The generalisation of this gives us a pmf thus: $f(k; N,p) = _NC_k\ p^kq^{(N-k)}$, where $_NC_k$ is the binomial coefficient and can be spoken as “N choose k” and is the number of ways of distributing $k$ successes from $N$ trials.

$_NC_k = \frac{N!}{k!(N-k)!}$

There are approximately $10^{21}$ Uranium atoms in a gramme of the substance and calculating factorals of such large numbers efficiently requires an awful lot of computing power – my GNU calculator has been at it for some time now, maxing out one CPU on this box for the last 14 minutes, so I guess I am going to have to pass on my hopes of showing you some of the odds.

# The binomial distribution, part 1

Image via Wikipedia

I think there are now going to be a few posts here which essentially are about me rediscovering some A level maths probability theory and writing it down as an aid to memory.

All of this is related as to whether the length of time pages are part of the working set is governed by a stochastic (probabilistic) process or a deterministic process. Why does it matter? Well, if the process was stochastic then in low memory situations a first-in, first-out approach, or simple single queue LRU approach to page replacement might work well in comparison to the 2Q LRU approach currently in use. It is an idea that is worth a little exploring, anyway.

So, now the first maths aide memoire – simple random/probabilistic processes are binomial – something happens or it does not. If the probability of it happening in a unit time period is $p$ (update: is this showing up as ‘nm’? It’s meant to be ‘p’!) then the probability it will not happen is $1 - p = q$.  For instance this might be the probability that an atom of Uranium 235 shows $\alpha$-particle decay (the probability that one U 235 atom will decay is given by its half-life of 700 million years ie., $2.21\times10^{16}$ seconds, or a probability, if my maths is correct, of a given individual atom decaying in any particular second of approximately $4.4\times10^{-16}$.

(In operating systems terms my thinking is that if the time pages spent in a working set were governed by similar processes then there will be a half life for every page that is read in.

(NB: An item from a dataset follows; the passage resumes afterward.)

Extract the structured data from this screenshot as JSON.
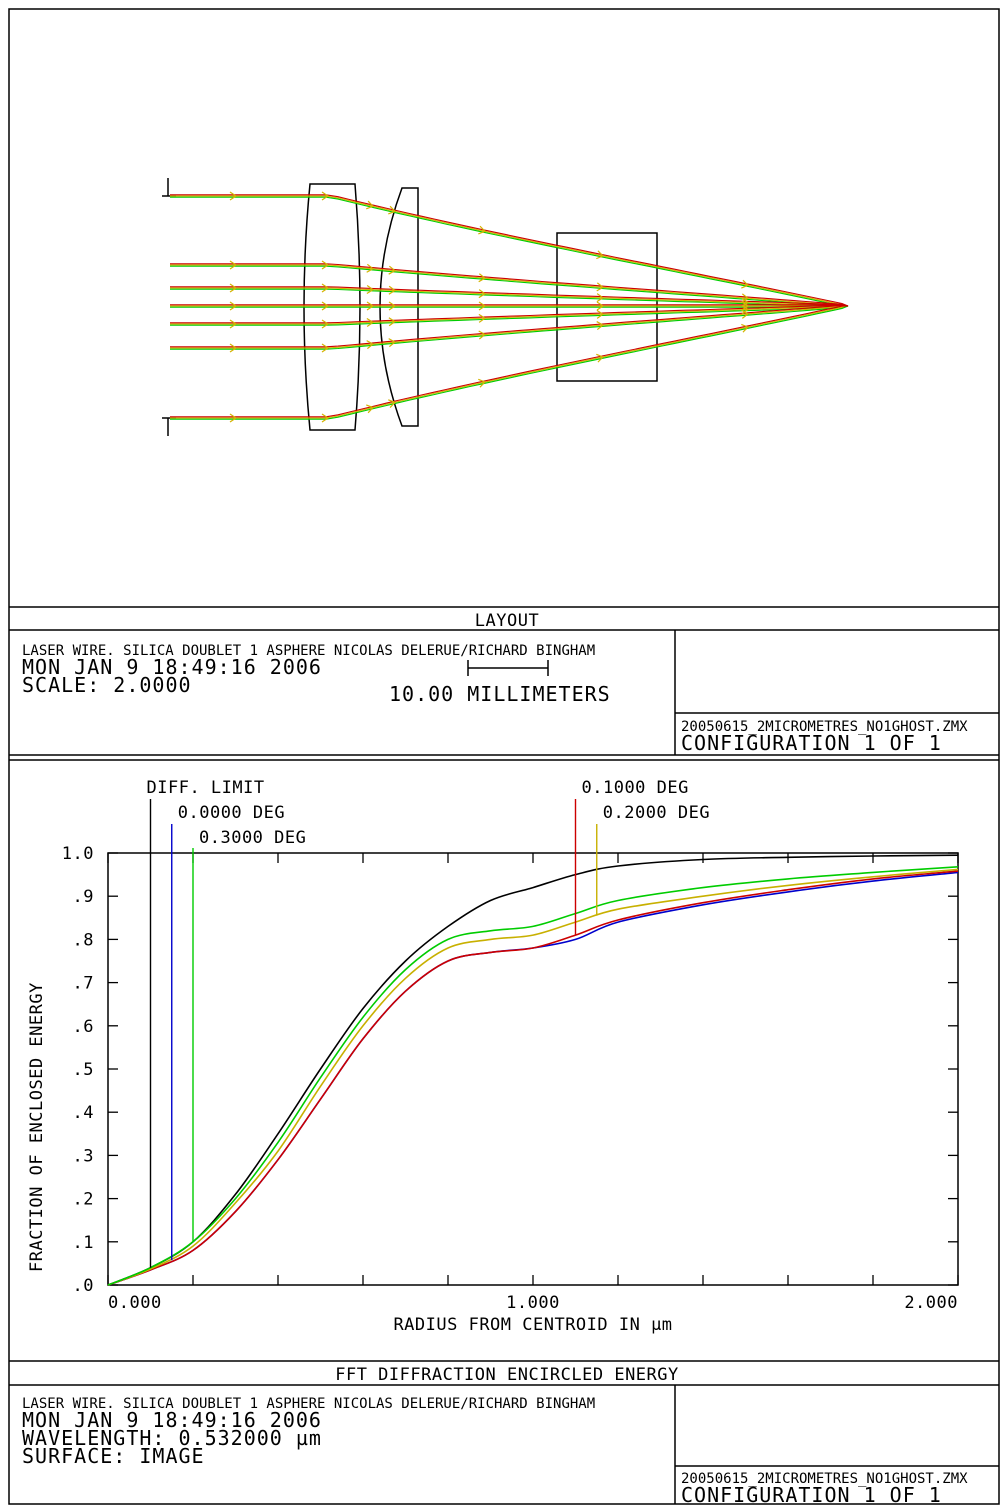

If we discarded pages after they were in the system after such a half life, or better yet some multiple of the half life, then we could have a simpler page replacement system – we would not need to use a CLOCK algorithm, just record the time a page entered the system and stick it in a FIFO queue and discard it when the entry time was more than a half life ago.

An even simpler case might be to just discard pages once the stored number reached above a certain ‘half life’ limit. Crude, certainly, but maybe the simplicity might compensate for the lack of sophistication.

Such a system would not work very well for a general/desktop operating system – as the graph for the MySQL daemon referred to in the previous blog shows, even one application could seem to show different distributions of working set sizes. But what if you had a specialist system where the OS only ran one application – then tuning might work: perhaps that could even apply to mass electionics devices, such as Android phones – after all the Android (Dalvik) VM is what is being run each time.)